I went to the postoffice and got the mail and drove on to the store and parked. Earl looked at me when I came in. I gave him a chance to say something about my being late, but he just said,

“Those cultivators have come. You’d better help Uncle Job put them up.”

I went on to the back, where old Job was uncrating them, at the rate of about three bolts to the hour.

“You ought to be working for me,” I says. “Every other no-count nigger in town eats in my kitchen.”

“I works to suit de man whut pays me Sat’dy night,” he says. “When I does dat, it dont leave me a whole lot of time to please other folks.” He screwed up a nut. “Aint nobody works much in dis country cep de boll-weevil, noways,” he says.

“You’d better be glad you’re not a boll-weevil waiting on those cultivators,” I says. “You’d work yourself to death before they’d be ready to prevent you.”

“Dat’s de troof,” he says, “Boll-weevil got tough time. Work ev’y day in de week out in de hot sun, rain er shine. Aint got no front porch to set on en watch de wattermilyuns growin and Sat’dy dont mean nothin a-tall to him.”

“Saturday wouldn’t mean nothing to you, either,” I says, “if it depended on me to pay you wages. Get those things out of the crates now and drag them inside.”

I opened her letter first and took the check out. Just like a woman. Six days late. Yet they try to make men believe that they’re capable of conducting a business. How long would a man that thought the first of the month came on the sixth last in business. And like as not, when they sent the bank statement out, she would want to know why I never deposited my salary until the sixth. Things like that never occur to a woman.

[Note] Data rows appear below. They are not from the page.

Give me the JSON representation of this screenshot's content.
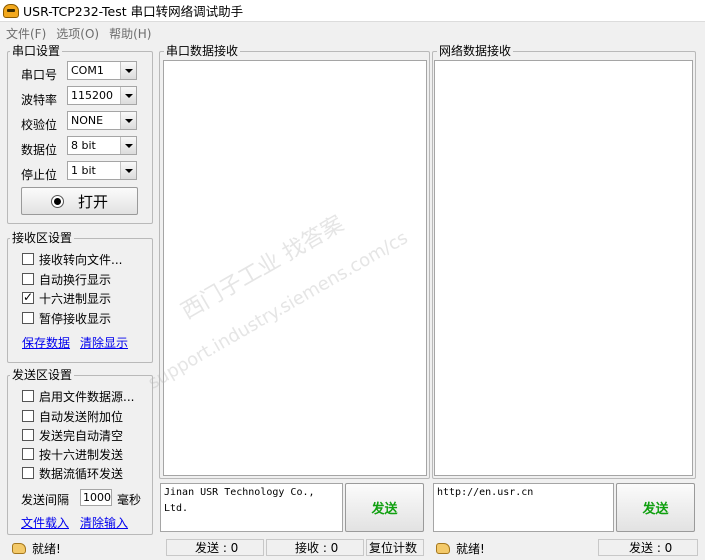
{
  "window": {
    "title": "USR-TCP232-Test 串口转网络调试助手"
  },
  "menu": [
    "文件(F)",
    "选项(O)",
    "帮助(H)"
  ],
  "serial_settings": {
    "title": "串口设置",
    "port_label": "串口号",
    "port_value": "COM1",
    "baud_label": "波特率",
    "baud_value": "115200",
    "parity_label": "校验位",
    "parity_value": "NONE",
    "databits_label": "数据位",
    "databits_value": "8 bit",
    "stopbits_label": "停止位",
    "stopbits_value": "1 bit",
    "open_button": "打开"
  },
  "receive_settings": {
    "title": "接收区设置",
    "options": [
      {
        "label": "接收转向文件...",
        "checked": false
      },
      {
        "label": "自动换行显示",
        "checked": false
      },
      {
        "label": "十六进制显示",
        "checked": true
      },
      {
        "label": "暂停接收显示",
        "checked": false
      }
    ],
    "save_link": "保存数据",
    "clear_link": "清除显示"
  },
  "send_settings": {
    "title": "发送区设置",
    "options": [
      {
        "label": "启用文件数据源...",
        "checked": false
      },
      {
        "label": "自动发送附加位",
        "checked": false
      },
      {
        "label": "发送完自动清空",
        "checked": false
      },
      {
        "label": "按十六进制发送",
        "checked": false
      },
      {
        "label": "数据流循环发送",
        "checked": false
      }
    ],
    "interval_label": "发送间隔",
    "interval_value": "1000",
    "interval_unit": "毫秒",
    "load_file_link": "文件载入",
    "clear_input_link": "清除输入"
  },
  "serial_receive": {
    "title": "串口数据接收"
  },
  "network_receive": {
    "title": "网络数据接收"
  },
  "serial_send": {
    "text": "Jinan USR Technology Co.,\nLtd.",
    "button": "发送"
  },
  "network_send": {
    "text": "http://en.usr.cn",
    "button": "发送"
  },
  "statusbar": {
    "left_status": "就绪!",
    "send_count": "发送 : 0",
    "recv_count": "接收 : 0",
    "reset_button": "复位计数",
    "right_status": "就绪!",
    "right_send_count": "发送 : 0"
  },
  "watermark": {
    "line1": "西门子工业 找答案",
    "line2": "support.industry.siemens.com/cs"
  }
}
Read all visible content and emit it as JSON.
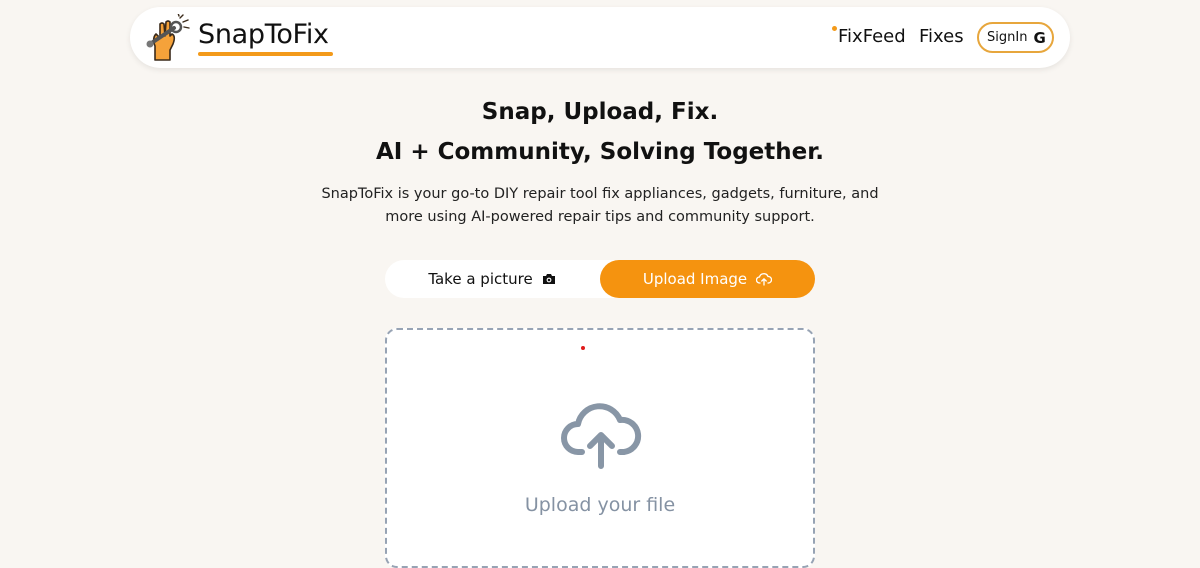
{
  "header": {
    "brand": "SnapToFix",
    "nav": {
      "fixfeed": "FixFeed",
      "fixes": "Fixes"
    },
    "signin_label": "SignIn",
    "signin_icon_glyph": "G"
  },
  "hero": {
    "headline_1": "Snap, Upload, Fix.",
    "headline_2": "AI + Community, Solving Together.",
    "subtitle": "SnapToFix is your go-to DIY repair tool fix appliances, gadgets, furniture, and more using AI-powered repair tips and community support."
  },
  "mode_toggle": {
    "take_picture": "Take a picture",
    "upload_image": "Upload Image",
    "active": "upload_image"
  },
  "dropzone": {
    "label": "Upload your file"
  },
  "colors": {
    "accent": "#f5930f",
    "background": "#f9f6f2",
    "dropzone_border": "#97a3b4"
  },
  "icons": {
    "logo": "hand-wrench-icon",
    "camera": "camera-icon",
    "upload": "cloud-upload-icon",
    "google": "google-icon"
  }
}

“I had no answer to my letter about Quentin’s easter dress. Did it arrive all right? I’ve had no answer to the last two letters I wrote her, though the check in the second one was cashed with the other check. Is she sick? Let me know at once or I’ll come there and see for myself. You promised you would let me know when she needed things. I will expect to hear from you before the 10th. No you’d better wire me at once. You are opening my letters to her. I know that as well as if I were looking at you. You’d better wire me at once about her to this address.”